Hawklan began walking towards it as steadily as he could. The wind was continuing to grow stronger and the noise from the turbulent sky louder. Violent, roiling and shot with lightning and endlessly shifting colours, it was still descending. Whatever it was, there could be little doubt that nothing would survive its touch.

Wings reaching into the ways of the wind to keep his flight steady, Gavor suddenly soared above him, a black and sharp-edged silhouette stark and clear against the confusion.

Hawklan looked back along the bridge. Gulda was still there, though he could see her only indistinctly. He turned back to the approaching light.

It was nearer now.

And he felt again the presence he had felt as he had trekked across Narsindal to stand before the mist-shrouded castle of Derras Ustramel.

Sumeral had been given form again.

Hawklan moved forward. He was alone, unarmed, racked by the tearing wind and menaced by the siren call of the abyss beneath him, but he knew he must stand against this abomination. Futile it might seem but even as the thought came to him he could hear Andawyr proclaiming, ‘Never underestimate the effects of the smallest action.’

‘You are smiling.’

The cold words formed within him as they had when he had heard them on the causeway across Lake Kedrieth.

Hawklan straightened and gazed into the light. It was barely five paces away from him. There was the hint of a figure at its heart. He did not reply.

‘Ethriss’s creations were ever flawed. Smiling in the face of their destruction.’

Still Hawklan did not speak.

‘You have no questions? No plea to make – for his sorry world – for yourself? You, who could have been the greatest of My Uhriel – My chosen.’

Silence.

Hawklan opened his arms in a gesture that might have been acceptance or welcome.

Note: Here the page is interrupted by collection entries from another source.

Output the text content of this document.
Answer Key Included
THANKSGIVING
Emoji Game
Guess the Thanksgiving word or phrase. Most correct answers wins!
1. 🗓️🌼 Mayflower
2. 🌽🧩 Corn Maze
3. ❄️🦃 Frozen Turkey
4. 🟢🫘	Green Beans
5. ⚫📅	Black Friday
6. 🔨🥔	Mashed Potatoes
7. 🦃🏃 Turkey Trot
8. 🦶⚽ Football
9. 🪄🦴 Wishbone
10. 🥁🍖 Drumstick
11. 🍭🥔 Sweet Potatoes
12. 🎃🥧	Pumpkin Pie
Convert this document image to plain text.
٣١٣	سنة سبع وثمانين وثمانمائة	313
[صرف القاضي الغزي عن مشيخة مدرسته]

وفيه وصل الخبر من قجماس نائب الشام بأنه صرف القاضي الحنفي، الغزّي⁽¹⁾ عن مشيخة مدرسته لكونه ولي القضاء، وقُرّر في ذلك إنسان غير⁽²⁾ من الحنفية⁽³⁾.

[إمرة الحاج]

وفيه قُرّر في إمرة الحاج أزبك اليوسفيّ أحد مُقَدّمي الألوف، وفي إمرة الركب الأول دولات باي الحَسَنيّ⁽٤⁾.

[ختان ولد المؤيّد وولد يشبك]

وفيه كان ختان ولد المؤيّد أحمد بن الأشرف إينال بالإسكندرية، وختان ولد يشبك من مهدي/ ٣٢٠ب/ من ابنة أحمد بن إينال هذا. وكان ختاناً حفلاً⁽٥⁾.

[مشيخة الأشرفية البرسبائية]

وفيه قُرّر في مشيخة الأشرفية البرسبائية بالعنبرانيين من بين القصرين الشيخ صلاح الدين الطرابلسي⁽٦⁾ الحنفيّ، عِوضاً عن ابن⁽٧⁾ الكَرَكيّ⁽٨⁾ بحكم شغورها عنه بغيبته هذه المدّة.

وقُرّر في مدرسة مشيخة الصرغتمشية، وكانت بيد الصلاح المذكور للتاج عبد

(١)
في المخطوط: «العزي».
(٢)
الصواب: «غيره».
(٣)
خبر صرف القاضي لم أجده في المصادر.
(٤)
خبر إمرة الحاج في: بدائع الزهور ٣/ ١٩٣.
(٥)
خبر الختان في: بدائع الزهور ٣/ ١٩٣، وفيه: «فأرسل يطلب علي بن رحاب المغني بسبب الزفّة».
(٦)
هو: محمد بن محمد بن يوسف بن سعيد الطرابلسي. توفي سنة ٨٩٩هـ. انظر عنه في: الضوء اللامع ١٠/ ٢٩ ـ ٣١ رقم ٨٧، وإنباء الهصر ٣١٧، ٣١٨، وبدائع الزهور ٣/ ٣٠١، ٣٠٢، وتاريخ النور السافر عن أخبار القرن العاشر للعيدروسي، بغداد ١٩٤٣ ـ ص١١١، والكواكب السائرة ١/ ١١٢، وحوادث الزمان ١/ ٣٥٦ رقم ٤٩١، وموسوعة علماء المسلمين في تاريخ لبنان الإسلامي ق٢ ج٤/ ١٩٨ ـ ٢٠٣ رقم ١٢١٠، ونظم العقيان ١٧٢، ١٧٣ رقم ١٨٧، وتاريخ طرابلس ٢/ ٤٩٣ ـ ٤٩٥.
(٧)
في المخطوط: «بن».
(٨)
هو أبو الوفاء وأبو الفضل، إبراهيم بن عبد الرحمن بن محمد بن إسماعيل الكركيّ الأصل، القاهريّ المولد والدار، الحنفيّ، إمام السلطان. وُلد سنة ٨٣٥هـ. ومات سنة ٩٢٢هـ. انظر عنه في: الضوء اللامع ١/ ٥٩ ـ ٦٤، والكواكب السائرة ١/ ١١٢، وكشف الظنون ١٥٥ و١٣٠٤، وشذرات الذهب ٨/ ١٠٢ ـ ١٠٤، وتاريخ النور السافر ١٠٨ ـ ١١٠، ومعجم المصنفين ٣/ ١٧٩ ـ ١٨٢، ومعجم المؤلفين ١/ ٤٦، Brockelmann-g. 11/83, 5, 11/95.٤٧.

He looked up at the vortex.

‘This is the dance of My new creation – the wiping away of all things so that perfection can be made.’

Hawklan shook his head. ‘This will indeed sweep all things away – but it is not Your creation. The folly that brought it about created You also – the essence of all that is foul in humanity, unfettered and given form by cruel chance. This You must know, as Ethriss did. Prepare yourself for oblivion.’

He turned.

The bridge behind him was fading into greyness, but he felt no fear at the sight.

‘There is nowhere for You in this time. Whatever bound You here – sustained You – is passing on, free now. The Guardians too passed on when they realized the truth of their nature; so now will You.’

The brightness faltered momentarily, and though the howling of the wind and the rumbling of the vortex filled everywhere, Hawklan felt only a long silence.

‘You would have been a fine servant, Hawklan. Your treachery and guile are worthy of My favour. But I have been bound here too long. I will honour you as I honoured My Uhriel. With the key that will unlock Ethriss’s cursed Labyrinth.’

Hawklan stepped back instinctively and the point of the black sword passed in front of him, cutting a singing horizontal arc out of the brightness.

‘That is my sword,’ he said. ‘It comes from the heart of whatever brought this upon us. Made by Ethriss when his doubts began, in the faith that it would protect us.’ He opened his arms again. ‘If You would be free, give it to me and perhaps I will have the knowledge that can truly end this.’